America’s best idea is being loved to death. Our national parks encompass some of the most amazing places America has to offer, and with record visitation in 2020 and 2021, our national parks are more popular than ever. But our parks need our help.
Our national parks face $12 billion in deferred maintenance. This deferred maintenance doesn’t just represent crumbling bridges and dilapidated boardwalks. There are environmental consequences of deferred maintenance, too, like leaky wastewater systems that pollute rivers. When our park infrastructure fails, we fail the wildlife of that park.
The status quo of funding parks involves overcoming political hurdles, which means parks are overwhelmingly reliant upon fickle political winds. That can and should change.
Recent efforts like the Great American Outdoors Act have been a start, but more work remains. The act might have permanently funded federal land acquisition, but it only set aside money for public land maintenance for five years. If we want to avoid digging an even deeper deferred maintenance hole, we will have to find ongoing, reliable funding sources to address routine maintenance needs.

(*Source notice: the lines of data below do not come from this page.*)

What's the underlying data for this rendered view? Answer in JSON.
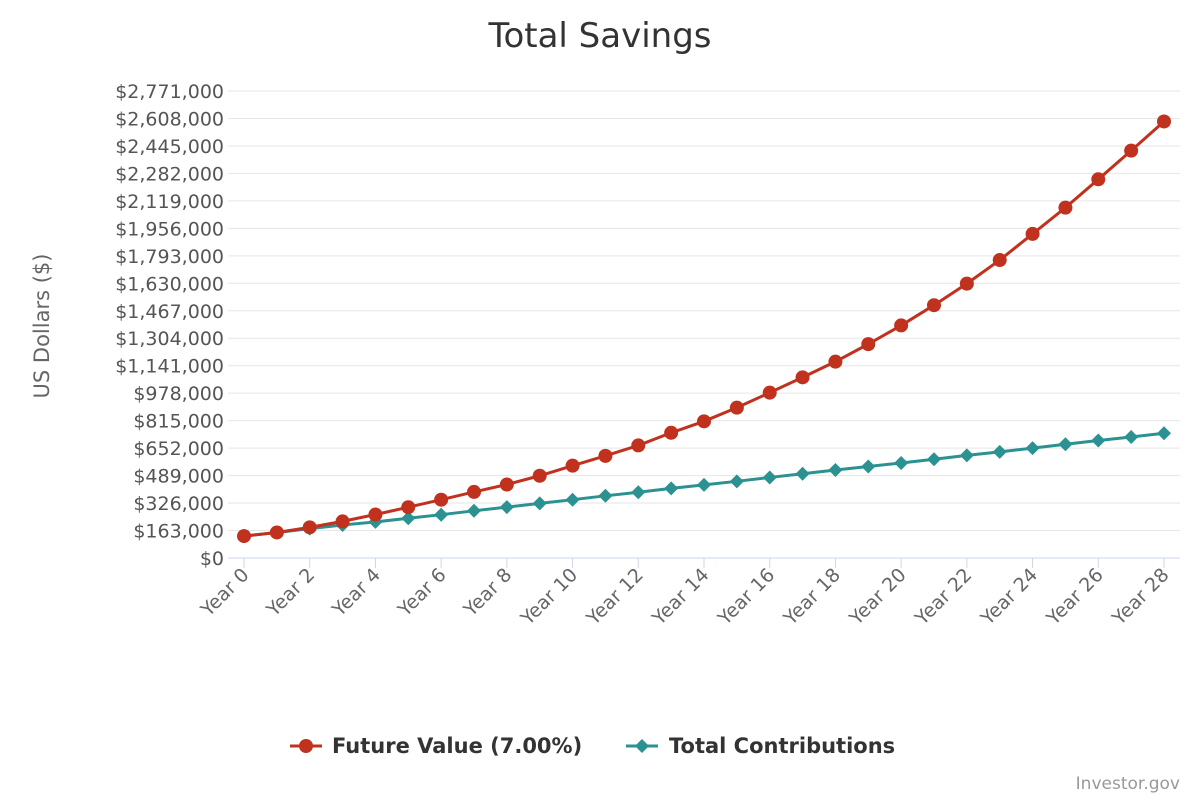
{
  "credit": "Investor.gov",
  "chart_data": {
    "type": "line",
    "title": "Total Savings",
    "ylabel": "US Dollars ($)",
    "xlabel": "",
    "ylim": [
      0,
      2771000
    ],
    "y_ticks": [
      "$0",
      "$163,000",
      "$326,000",
      "$489,000",
      "$652,000",
      "$815,000",
      "$978,000",
      "$1,141,000",
      "$1,304,000",
      "$1,467,000",
      "$1,630,000",
      "$1,793,000",
      "$1,956,000",
      "$2,119,000",
      "$2,282,000",
      "$2,445,000",
      "$2,608,000",
      "$2,771,000"
    ],
    "y_tick_values": [
      0,
      163000,
      326000,
      489000,
      652000,
      815000,
      978000,
      1141000,
      1304000,
      1467000,
      1630000,
      1793000,
      1956000,
      2119000,
      2282000,
      2445000,
      2608000,
      2771000
    ],
    "categories": [
      "Year 0",
      "Year 1",
      "Year 2",
      "Year 3",
      "Year 4",
      "Year 5",
      "Year 6",
      "Year 7",
      "Year 8",
      "Year 9",
      "Year 10",
      "Year 11",
      "Year 12",
      "Year 13",
      "Year 14",
      "Year 15",
      "Year 16",
      "Year 17",
      "Year 18",
      "Year 19",
      "Year 20",
      "Year 21",
      "Year 22",
      "Year 23",
      "Year 24",
      "Year 25",
      "Year 26",
      "Year 27",
      "Year 28"
    ],
    "x_tick_labels": [
      "Year 0",
      "Year 2",
      "Year 4",
      "Year 6",
      "Year 8",
      "Year 10",
      "Year 12",
      "Year 14",
      "Year 16",
      "Year 18",
      "Year 20",
      "Year 22",
      "Year 24",
      "Year 26",
      "Year 28"
    ],
    "grid": true,
    "legend_position": "bottom-center",
    "series": [
      {
        "name": "Future Value (7.00%)",
        "color": "#c0311e",
        "marker": "circle",
        "values": [
          130000,
          151500,
          181800,
          217200,
          258000,
          301500,
          346000,
          392000,
          436000,
          488000,
          548000,
          606000,
          668000,
          743000,
          811000,
          892000,
          981000,
          1072000,
          1165000,
          1269000,
          1380000,
          1500000,
          1628000,
          1768000,
          1923000,
          2079000,
          2247000,
          2417000,
          2590000
        ]
      },
      {
        "name": "Total Contributions",
        "color": "#2b9191",
        "marker": "diamond",
        "values": [
          130000,
          151000,
          174000,
          196000,
          214000,
          236000,
          257000,
          280000,
          302000,
          324000,
          346000,
          369000,
          390000,
          413000,
          434000,
          455000,
          478000,
          500000,
          522000,
          543000,
          564000,
          586000,
          609000,
          630000,
          652000,
          675000,
          697000,
          718000,
          740000
        ]
      }
    ]
  }
}
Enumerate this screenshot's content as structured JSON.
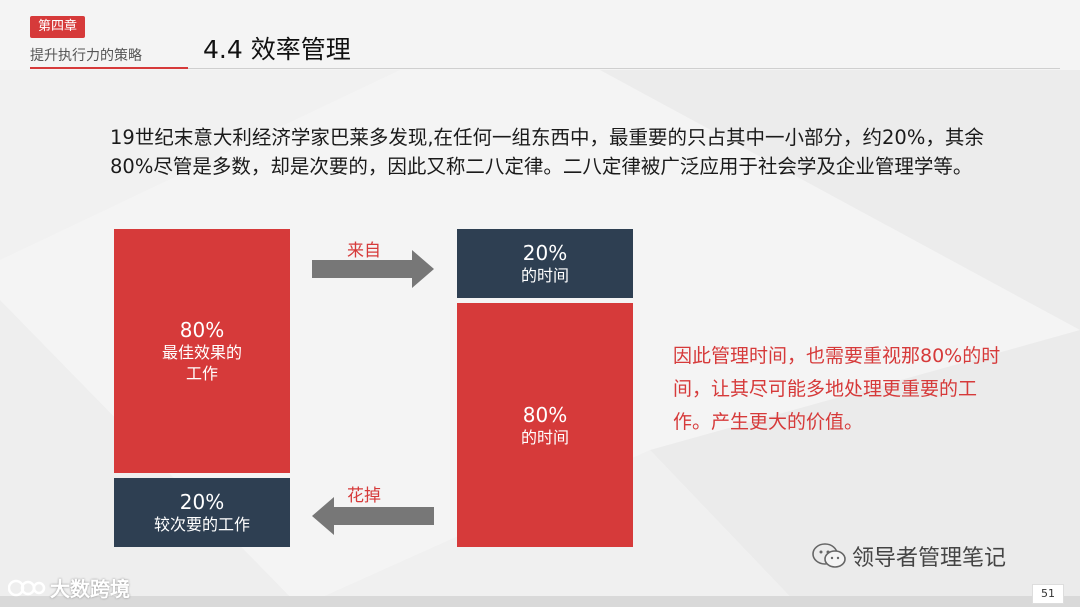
{
  "header": {
    "chapter_tag": "第四章",
    "chapter_subtitle": "提升执行力的策略",
    "section_title": "4.4 效率管理"
  },
  "intro_text": "19世纪末意大利经济学家巴莱多发现,在任何一组东西中，最重要的只占其中一小部分，约20%，其余80%尽管是多数，却是次要的，因此又称二八定律。二八定律被广泛应用于社会学及企业管理学等。",
  "left_column": {
    "top_box": {
      "percent": "80%",
      "label_line1": "最佳效果的",
      "label_line2": "工作"
    },
    "bottom_box": {
      "percent": "20%",
      "label": "较次要的工作"
    }
  },
  "right_column": {
    "top_box": {
      "percent": "20%",
      "label": "的时间"
    },
    "bottom_box": {
      "percent": "80%",
      "label": "的时间"
    }
  },
  "arrows": {
    "top_label": "来自",
    "bottom_label": "花掉"
  },
  "conclusion": "因此管理时间，也需要重视那80%的时间，让其尽可能多地处理更重要的工作。产生更大的价值。",
  "watermark": {
    "wechat": "领导者管理笔记",
    "brand": "大数跨境"
  },
  "page_number": "51",
  "colors": {
    "red": "#d63a3a",
    "navy": "#2e3f52",
    "arrow": "#777777"
  }
}
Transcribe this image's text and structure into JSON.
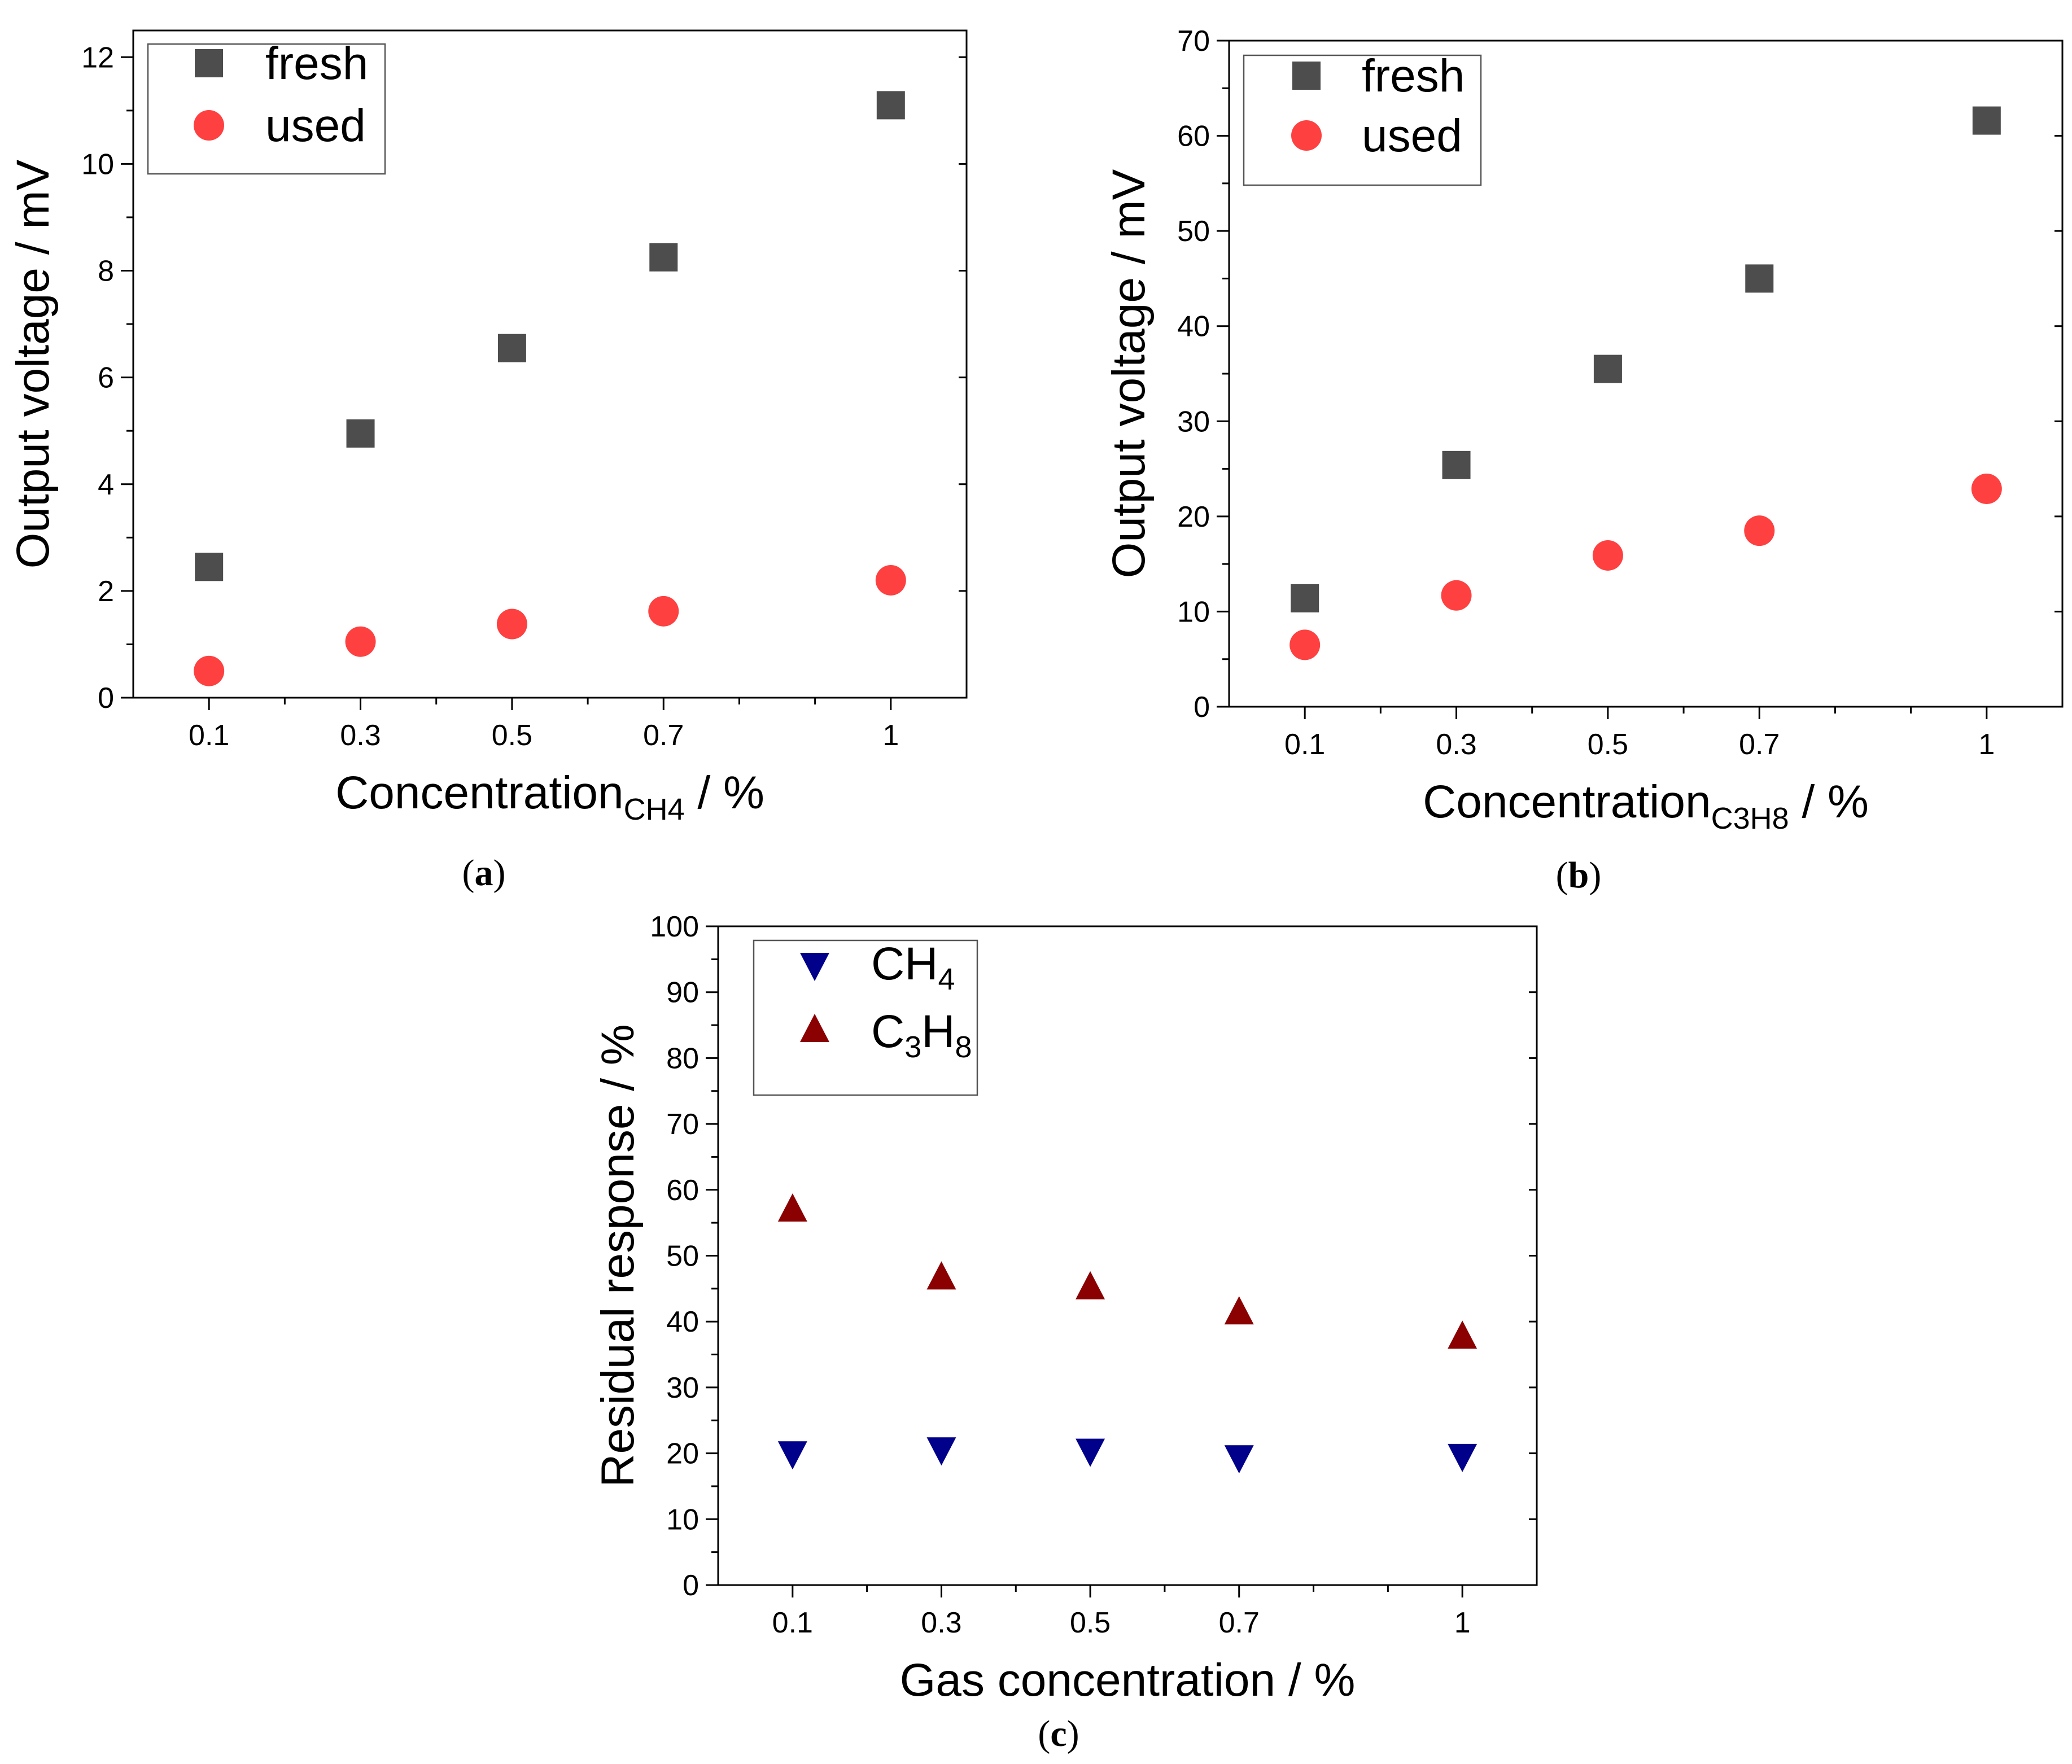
{
  "chart_data": [
    {
      "panel": "(a)",
      "panel_letter": "a",
      "type": "scatter",
      "x": [
        0.1,
        0.3,
        0.5,
        0.7,
        1
      ],
      "series": [
        {
          "name": "fresh",
          "marker": "square",
          "color": "#4d4d4d",
          "values": [
            2.45,
            4.95,
            6.55,
            8.25,
            11.1
          ]
        },
        {
          "name": "used",
          "marker": "circle",
          "color": "#ff4040",
          "values": [
            0.5,
            1.05,
            1.38,
            1.62,
            2.2
          ]
        }
      ],
      "xlabel_main": "Concentration",
      "xlabel_sub": "CH4",
      "xlabel_suffix": " / %",
      "ylabel": "Output voltage / mV",
      "xlim": [
        0,
        1.1
      ],
      "ylim": [
        0,
        12.5
      ],
      "xticks": [
        0.1,
        0.3,
        0.5,
        0.7,
        1
      ],
      "xtick_labels": [
        "0.1",
        "0.3",
        "0.5",
        "0.7",
        "1"
      ],
      "xminor": [
        0.2,
        0.4,
        0.6,
        0.8,
        0.9
      ],
      "yticks": [
        0,
        2,
        4,
        6,
        8,
        10,
        12
      ],
      "ytick_labels": [
        "0",
        "2",
        "4",
        "6",
        "8",
        "10",
        "12"
      ],
      "yminor": [
        1,
        3,
        5,
        7,
        9,
        11
      ],
      "legend_position": "top-left"
    },
    {
      "panel": "(b)",
      "panel_letter": "b",
      "type": "scatter",
      "x": [
        0.1,
        0.3,
        0.5,
        0.7,
        1
      ],
      "series": [
        {
          "name": "fresh",
          "marker": "square",
          "color": "#4d4d4d",
          "values": [
            11.4,
            25.4,
            35.5,
            45.0,
            61.6
          ]
        },
        {
          "name": "used",
          "marker": "circle",
          "color": "#ff4040",
          "values": [
            6.5,
            11.7,
            15.9,
            18.5,
            22.9
          ]
        }
      ],
      "xlabel_main": "Concentration",
      "xlabel_sub": "C3H8",
      "xlabel_suffix": " / %",
      "ylabel": "Output voltage / mV",
      "xlim": [
        0,
        1.1
      ],
      "ylim": [
        0,
        70
      ],
      "xticks": [
        0.1,
        0.3,
        0.5,
        0.7,
        1
      ],
      "xtick_labels": [
        "0.1",
        "0.3",
        "0.5",
        "0.7",
        "1"
      ],
      "xminor": [
        0.2,
        0.4,
        0.6,
        0.8,
        0.9
      ],
      "yticks": [
        0,
        10,
        20,
        30,
        40,
        50,
        60,
        70
      ],
      "ytick_labels": [
        "0",
        "10",
        "20",
        "30",
        "40",
        "50",
        "60",
        "70"
      ],
      "yminor": [
        5,
        15,
        25,
        35,
        45,
        55,
        65
      ],
      "legend_position": "top-left"
    },
    {
      "panel": "(c)",
      "panel_letter": "c",
      "type": "scatter",
      "x": [
        0.1,
        0.3,
        0.5,
        0.7,
        1
      ],
      "series": [
        {
          "name": "CH4",
          "label_parts": [
            [
              "CH",
              ""
            ],
            [
              "4",
              "sub"
            ]
          ],
          "marker": "triangle-down",
          "color": "#00008b",
          "values": [
            20.2,
            20.8,
            20.6,
            19.6,
            19.8
          ]
        },
        {
          "name": "C3H8",
          "label_parts": [
            [
              "C",
              ""
            ],
            [
              "3",
              "sub"
            ],
            [
              "H",
              ""
            ],
            [
              "8",
              "sub"
            ]
          ],
          "marker": "triangle-up",
          "color": "#8b0000",
          "values": [
            56.8,
            46.5,
            45.0,
            41.2,
            37.5
          ]
        }
      ],
      "xlabel_main": "Gas concentration / %",
      "xlabel_sub": "",
      "xlabel_suffix": "",
      "ylabel": "Residual response / %",
      "xlim": [
        0,
        1.1
      ],
      "ylim": [
        0,
        100
      ],
      "xticks": [
        0.1,
        0.3,
        0.5,
        0.7,
        1
      ],
      "xtick_labels": [
        "0.1",
        "0.3",
        "0.5",
        "0.7",
        "1"
      ],
      "xminor": [
        0.2,
        0.4,
        0.6,
        0.8,
        0.9
      ],
      "yticks": [
        0,
        10,
        20,
        30,
        40,
        50,
        60,
        70,
        80,
        90,
        100
      ],
      "ytick_labels": [
        "0",
        "10",
        "20",
        "30",
        "40",
        "50",
        "60",
        "70",
        "80",
        "90",
        "100"
      ],
      "yminor": [
        5,
        15,
        25,
        35,
        45,
        55,
        65,
        75,
        85,
        95
      ],
      "legend_position": "top-left"
    }
  ]
}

At its core, conservation is about maintaining and stewarding what we already own. And user fees are already a vital tool for empowering park visitors to directly contribute to the care and maintenance of the parks they enjoy. Where appropriate, modest fee increases can generate millions more in revenue, adding much-needed funding for our national parks. Plus the money generated from user fees stays in the park to help care for the very things visitors are there to see.
So the question is, what would you pay to ensure our national treasures are properly cared for?